Dois casos recentes de violência da polícia militar em manifestações contrárias ao presidente da República, além da citação ao lema da campanha eleitoral numa formatura de oficiais da PM, indicariam que as corporações cada vez mais se alinham ao pensamento de Jair Bolsonaro. Para confirmar essa tendência, uma pesquisa realizada pelo Fórum Brasileiro de Segurança Pública (FBSP), em parceria com a Decode, investigou a adesão das PMs à agenda do chefe do Poder Executivo. Esse trabalho se concentrou nas manifestações de representantes das corporações em ambientes digitais.
Um dos casos de violência dos policiais militares foi em Recife, quando um protesto antibolsonaro foi dispersado com tiros de bala de borracha, causando a cegueira parcial de dois homens que nada tinham a ver com o ato. O outro aconteceu em Trindade (GO): um professor e militante do PT foi detido por causa de uma faixa que foi considerada, pela dupla de patrulheiros, ofensiva ao presidente. Já o lema “Brasil acima de tudo, Deus acima de todos” foi citado por dois coronéis da PM-DF na formatura de oficiais da corporação.
O levantamento mostrou que 41% dos perfis públicos de praças da PM endossam as pautas do presidente, enquanto 25% adotam um discurso mais radicalizado. A pesquisa também apurou os posicionamentos pessoais em relação às instituições públicas, costumes sociais, distanciamento social na pandemia da covid-19, imprensa, direitos humanos, entre outros temas. O resultado mostrou que 12% dos PMs compartilham conteúdos contra as instituições, incluindo o fechamento do Supremo Tribunal Federal (STF) e a prisão dos ministros da Corte.
Renato Sérgio de Lima, diretor-presidente do Fórum Brasileiro de Segurança Pública (FBSP), destaca que o Brasil vive um resgate de valores conservadores desde 2017, ainda durante o governo de Michel Temer. Ele lembra outra pesquisa do FBSP, de 2017, que mostra que, em razão do medo da violência, os brasileiros passam, a apoiar posições autoritárias.
“A tendência do brasileiro de aderir a pensamentos autoritários e populistas é, numa escala de 1 a 10, de 8,1. O Fórum tem feito alertas desde 2017 e, de lá para cá, houve várias manifestações de excesso de policiais que soaram a posicionamento político-partidário”, observou.
Para David Magalhães, professor de Relações Internacionais da Pontifícia Universidade Católica de São Paulo (PUC-SP) e coordenador do Observatório da Extrema Direita, a radicalização das PMs pode ser atribuída também aos “cursos de filosofia” ministrados por Olavo de Carvalho, guru dos bolsonaristas. “Por que ele está dando um curso gratuito para a Polícia Militar? O que ele quer com isso? É uma doutrinação ideológica pura e simples”, explicou.
Governadores
Já o cientista político André Pereira César atribui a ofensiva de Bolsonaro sobre os policiais ao interesse de desestabilizar governadores, com os quais tem mantido frequentes embates. “Um caso específico é o do Paulo Câmara (PE): ficou ruim para o governador (com o episódio do ataque aos manifestantes antibolsonaristas). O Bolsonaro trabalha nisso. É um jogo que tem um cálculo político e é muito perigoso”, alertou.
O deputado estadual Marco Prisco Caldas Machado (PSC-BA), o Soldado Prisco, é coordenador-geral da Associação Nacional de Praças (Anaspra), que tem cerca de 15 mil policiais e bombeiros militares. Ele condena atos violentos em manifestações pacíficas, mas diz que a situação não é diferente dos governos passados.

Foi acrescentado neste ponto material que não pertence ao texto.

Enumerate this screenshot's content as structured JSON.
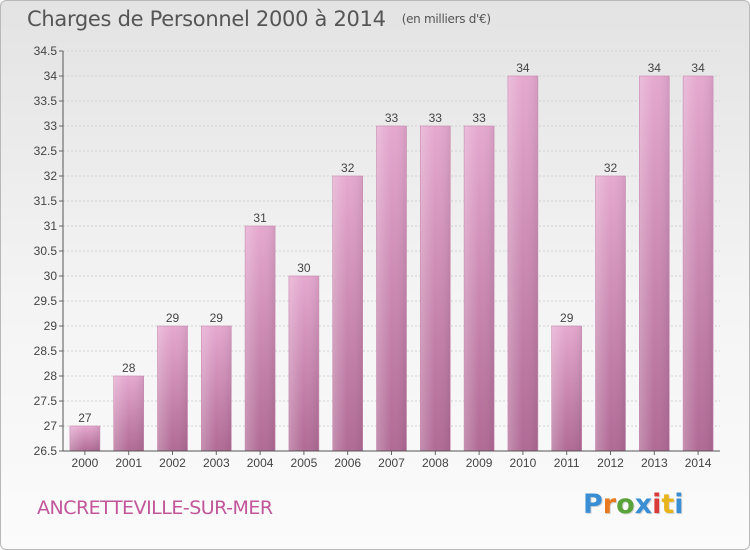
{
  "title": "Charges de Personnel 2000 à 2014",
  "subtitle": "(en milliers d'€)",
  "location": "ANCRETTEVILLE-SUR-MER",
  "logo": {
    "text": "Proxiti",
    "colors": [
      "#3a8fd4",
      "#e8791e",
      "#5aa33a",
      "#3a8fd4",
      "#d93a3a",
      "#e8b41e",
      "#3a8fd4"
    ]
  },
  "colors": {
    "bar_top": "#e5a8cf",
    "bar_bottom": "#b06a95",
    "title": "#555555",
    "location": "#c2569a"
  },
  "chart_data": {
    "type": "bar",
    "title": "Charges de Personnel 2000 à 2014",
    "subtitle": "(en milliers d'€)",
    "xlabel": "",
    "ylabel": "",
    "categories": [
      "2000",
      "2001",
      "2002",
      "2003",
      "2004",
      "2005",
      "2006",
      "2007",
      "2008",
      "2009",
      "2010",
      "2011",
      "2012",
      "2013",
      "2014"
    ],
    "values": [
      27,
      28,
      29,
      29,
      31,
      30,
      32,
      33,
      33,
      33,
      34,
      29,
      32,
      34,
      34
    ],
    "data_labels": [
      "27",
      "28",
      "29",
      "29",
      "31",
      "30",
      "32",
      "33",
      "33",
      "33",
      "34",
      "29",
      "32",
      "34",
      "34"
    ],
    "ylim": [
      26.5,
      34.5
    ],
    "yticks": [
      26.5,
      27,
      27.5,
      28,
      28.5,
      29,
      29.5,
      30,
      30.5,
      31,
      31.5,
      32,
      32.5,
      33,
      33.5,
      34,
      34.5
    ],
    "ytick_labels": [
      "26.5",
      "27",
      "27.5",
      "28",
      "28.5",
      "29",
      "29.5",
      "30",
      "30.5",
      "31",
      "31.5",
      "32",
      "32.5",
      "33",
      "33.5",
      "34",
      "34.5"
    ],
    "grid": true,
    "legend": "none"
  }
}
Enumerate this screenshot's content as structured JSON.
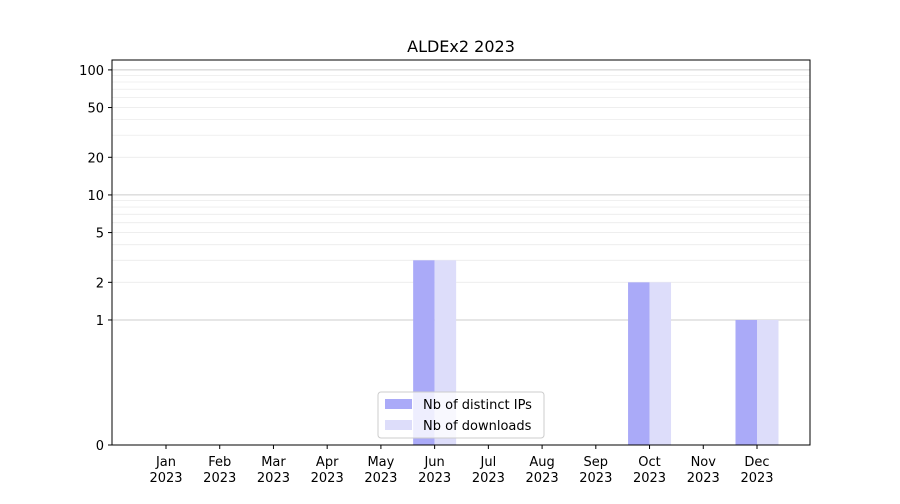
{
  "chart_data": {
    "type": "bar",
    "title": "ALDEx2 2023",
    "xlabel": "",
    "ylabel": "",
    "yscale": "symlog",
    "yticks": [
      0,
      1,
      2,
      5,
      10,
      20,
      50,
      100
    ],
    "ylim": [
      0,
      120
    ],
    "grid": "horizontal",
    "legend_position": "lower-center",
    "categories": [
      [
        "Jan",
        "2023"
      ],
      [
        "Feb",
        "2023"
      ],
      [
        "Mar",
        "2023"
      ],
      [
        "Apr",
        "2023"
      ],
      [
        "May",
        "2023"
      ],
      [
        "Jun",
        "2023"
      ],
      [
        "Jul",
        "2023"
      ],
      [
        "Aug",
        "2023"
      ],
      [
        "Sep",
        "2023"
      ],
      [
        "Oct",
        "2023"
      ],
      [
        "Nov",
        "2023"
      ],
      [
        "Dec",
        "2023"
      ]
    ],
    "series": [
      {
        "name": "Nb of distinct IPs",
        "color": "#aaaaf8",
        "values": [
          0,
          0,
          0,
          0,
          0,
          3,
          0,
          0,
          0,
          2,
          0,
          1
        ]
      },
      {
        "name": "Nb of downloads",
        "color": "#ddddfa",
        "values": [
          0,
          0,
          0,
          0,
          0,
          3,
          0,
          0,
          0,
          2,
          0,
          1
        ]
      }
    ]
  }
}
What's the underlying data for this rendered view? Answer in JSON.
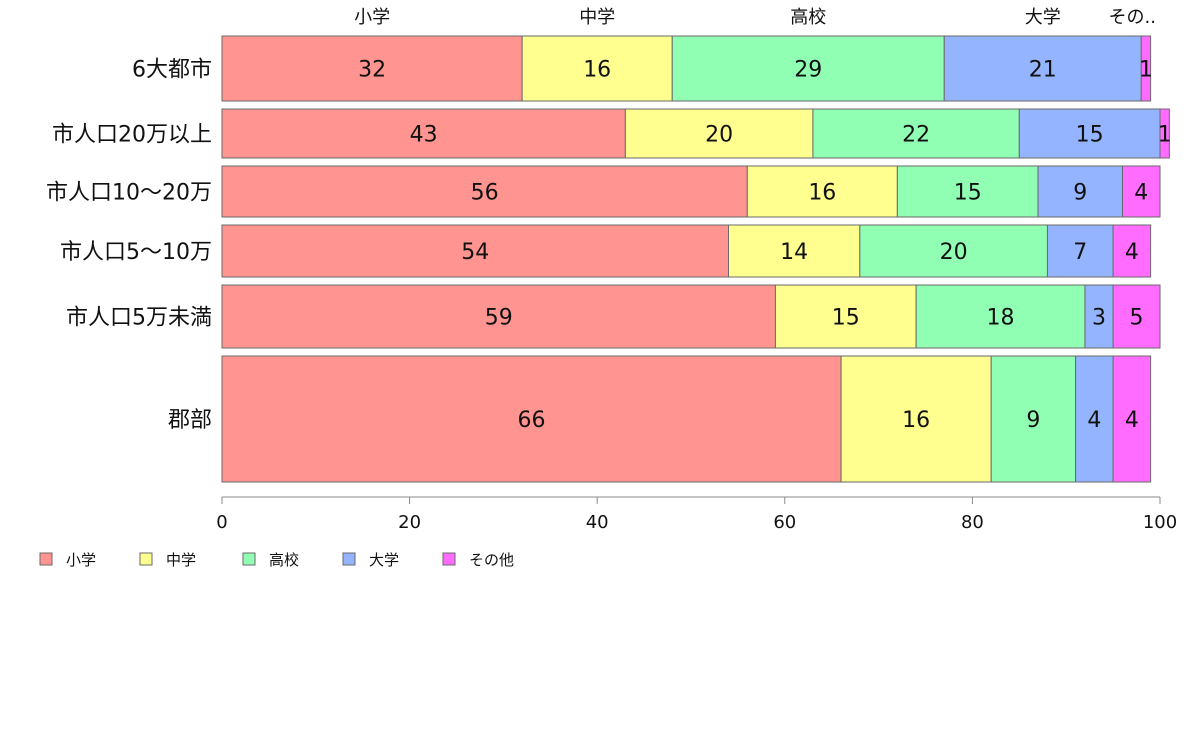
{
  "chart_data": {
    "type": "bar",
    "orientation": "horizontal",
    "stacked": true,
    "categories": [
      "6大都市",
      "市人口20万以上",
      "市人口10〜20万",
      "市人口5〜10万",
      "市人口5万未満",
      "郡部"
    ],
    "series": [
      {
        "name": "小学",
        "color": "#ff9490",
        "values": [
          32,
          43,
          56,
          54,
          59,
          66
        ]
      },
      {
        "name": "中学",
        "color": "#ffff90",
        "values": [
          16,
          20,
          16,
          14,
          15,
          16
        ]
      },
      {
        "name": "高校",
        "color": "#90ffb4",
        "values": [
          29,
          22,
          15,
          20,
          18,
          9
        ]
      },
      {
        "name": "大学",
        "color": "#94b4ff",
        "values": [
          21,
          15,
          9,
          7,
          3,
          4
        ]
      },
      {
        "name": "その他",
        "color": "#ff6cff",
        "values": [
          1,
          1,
          4,
          4,
          5,
          4
        ]
      }
    ],
    "top_labels": [
      "小学",
      "中学",
      "高校",
      "大学",
      "その.."
    ],
    "xlim": [
      0,
      100
    ],
    "x_ticks": [
      "0",
      "20",
      "40",
      "60",
      "80",
      "100"
    ],
    "grid": false,
    "legend": "bottom-left"
  }
}
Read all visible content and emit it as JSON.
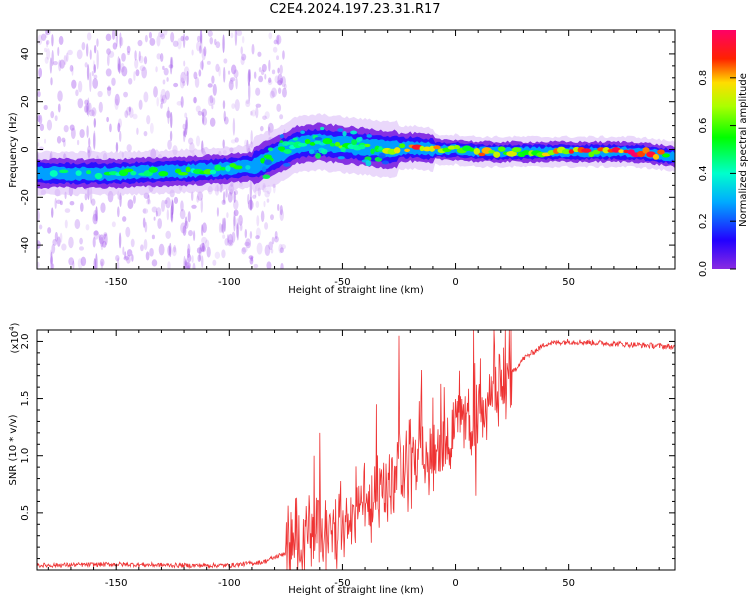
{
  "title": "C2E4.2024.197.23.31.R17",
  "chart_data": [
    {
      "type": "heatmap",
      "xlabel": "Height of straight line (km)",
      "ylabel": "Frequency (Hz)",
      "xlim": [
        -185,
        97
      ],
      "ylim": [
        -50,
        50
      ],
      "xticks": [
        -150,
        -100,
        -50,
        0,
        50
      ],
      "xtick_labels": [
        "-150",
        "-100",
        "-50",
        "0",
        "50"
      ],
      "yticks": [
        -40,
        -20,
        0,
        20,
        40
      ],
      "ytick_labels": [
        "-40",
        "-20",
        "0",
        "20",
        "40"
      ],
      "colorbar": {
        "label": "Normalized spectral amplitude",
        "range": [
          0,
          1
        ],
        "ticks": [
          0.0,
          0.2,
          0.4,
          0.6,
          0.8
        ],
        "tick_labels": [
          "0.0",
          "0.2",
          "0.4",
          "0.6",
          "0.8"
        ],
        "colormap": "rainbow (violet-blue-cyan-green-yellow-red-magenta)"
      },
      "ridge": {
        "description": "dominant frequency band vs height",
        "x": [
          -185,
          -150,
          -120,
          -100,
          -90,
          -80,
          -70,
          -60,
          -50,
          -40,
          -30,
          -20,
          -10,
          0,
          10,
          20,
          40,
          60,
          80,
          97
        ],
        "y": [
          -10,
          -10,
          -9,
          -8,
          -7,
          -3,
          2,
          3,
          2,
          1,
          0,
          1,
          0,
          0,
          -1,
          -1,
          -1,
          -1,
          -1,
          -3
        ],
        "amplitude": [
          0.25,
          0.35,
          0.4,
          0.4,
          0.35,
          0.4,
          0.45,
          0.5,
          0.5,
          0.45,
          0.55,
          0.75,
          0.85,
          0.6,
          0.7,
          0.65,
          0.65,
          0.75,
          0.85,
          0.6
        ]
      },
      "grid": false
    },
    {
      "type": "line",
      "xlabel": "Height of straight line (km)",
      "ylabel": "SNR (10 * v/v)",
      "y_multiplier": "(x10",
      "y_multiplier_exp": "4",
      "y_multiplier_close": ")",
      "xlim": [
        -185,
        97
      ],
      "ylim": [
        0,
        2.1
      ],
      "xticks": [
        -150,
        -100,
        -50,
        0,
        50
      ],
      "xtick_labels": [
        "-150",
        "-100",
        "-50",
        "0",
        "50"
      ],
      "yticks": [
        0.5,
        1.0,
        1.5,
        2.0
      ],
      "ytick_labels": [
        "0.5",
        "1.0",
        "1.5",
        "2.0"
      ],
      "line_color": "#ee3333",
      "envelope": {
        "description": "baseline trend of SNR (x10^4) vs height; noisy spikes on top",
        "x": [
          -185,
          -150,
          -120,
          -100,
          -85,
          -75,
          -70,
          -60,
          -50,
          -40,
          -30,
          -20,
          -10,
          0,
          10,
          20,
          30,
          40,
          50,
          70,
          90,
          97
        ],
        "y": [
          0.04,
          0.05,
          0.04,
          0.04,
          0.07,
          0.15,
          0.25,
          0.35,
          0.45,
          0.55,
          0.7,
          0.9,
          1.1,
          1.2,
          1.4,
          1.6,
          1.85,
          1.98,
          2.0,
          1.98,
          1.96,
          1.95
        ]
      },
      "spikes": [
        {
          "x": -60,
          "y": 1.2
        },
        {
          "x": -35,
          "y": 1.45
        },
        {
          "x": -25,
          "y": 2.05
        },
        {
          "x": -15,
          "y": 1.75
        },
        {
          "x": -5,
          "y": 1.6
        },
        {
          "x": 8,
          "y": 2.1
        },
        {
          "x": 9,
          "y": 0.65
        }
      ],
      "grid": false
    }
  ]
}
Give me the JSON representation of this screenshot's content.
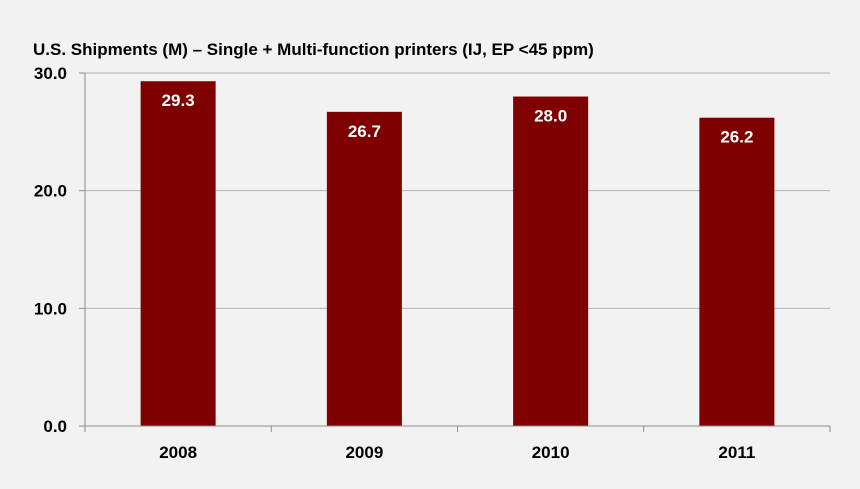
{
  "chart_data": {
    "type": "bar",
    "title": "U.S. Shipments (M) – Single + Multi-function printers (IJ, EP <45 ppm)",
    "categories": [
      "2008",
      "2009",
      "2010",
      "2011"
    ],
    "values": [
      29.3,
      26.7,
      28.0,
      26.2
    ],
    "data_labels": [
      "29.3",
      "26.7",
      "28.0",
      "26.2"
    ],
    "yticks": [
      0,
      10,
      20,
      30
    ],
    "ytick_labels": [
      "0.0",
      "10.0",
      "20.0",
      "30.0"
    ],
    "ylim": [
      0,
      30
    ],
    "xlabel": "",
    "ylabel": "",
    "grid": true,
    "legend": "none"
  },
  "colors": {
    "bar": "#7f0000",
    "background": "#f2f2f2",
    "grid": "#b3b3b3",
    "axis": "#8c8c8c"
  }
}
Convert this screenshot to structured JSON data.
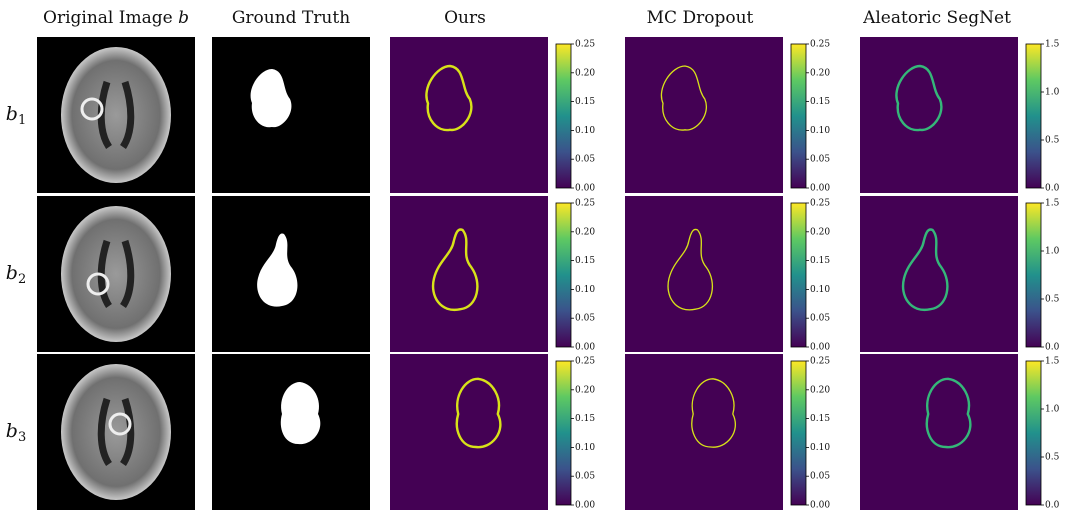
{
  "header": {
    "columns": [
      {
        "text": "Original Image",
        "var": "b"
      },
      {
        "text": "Ground Truth"
      },
      {
        "text": "Ours"
      },
      {
        "text": "MC Dropout"
      },
      {
        "text": "Aleatoric SegNet"
      }
    ]
  },
  "rows": [
    {
      "label": {
        "base": "b",
        "sub": "1"
      }
    },
    {
      "label": {
        "base": "b",
        "sub": "2"
      }
    },
    {
      "label": {
        "base": "b",
        "sub": "3"
      }
    }
  ],
  "colorbars": {
    "ours": [
      "0.00",
      "0.05",
      "0.10",
      "0.15",
      "0.20",
      "0.25"
    ],
    "mc_dropout": [
      "0.00",
      "0.05",
      "0.10",
      "0.15",
      "0.20",
      "0.25"
    ],
    "aleatoric_segnet": [
      "0.0",
      "0.5",
      "1.0",
      "1.5"
    ]
  }
}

“Em nenhum desses dois casos (Recife e Trindade) os policiais agiram corretamente. Isso é questão de formação. Nós vemos muitas críticas, hoje, de membros de partidos de esquerda, mas as balas de borracha, as prisões, as arbitrariedades eram iguais ou piores (nos governos de esquerda). A PM do Brasil age assim porque o sistema é militarizado. Nossa luta é pela desmilitarização e a unificação das polícias”, garantiu.
O coordenador da Anaspra concorda que Bolsonaro é benquisto por uma parcela significativa dos policiais, sobretudo em razão de promessas que, segundo ele, não foram cumpridas. E considera “fantasiosa” a ideia de que o presidente formaria um grupo paramilitar para contestar o resultado das eleições presidenciais de 2022. “Possibilidade zero. Não concordo, não participaria de nenhuma mobilização nesse sentido. Sou a favor da democracia, não existe nenhum regime no mundo melhor do que a democracia”, assegurou.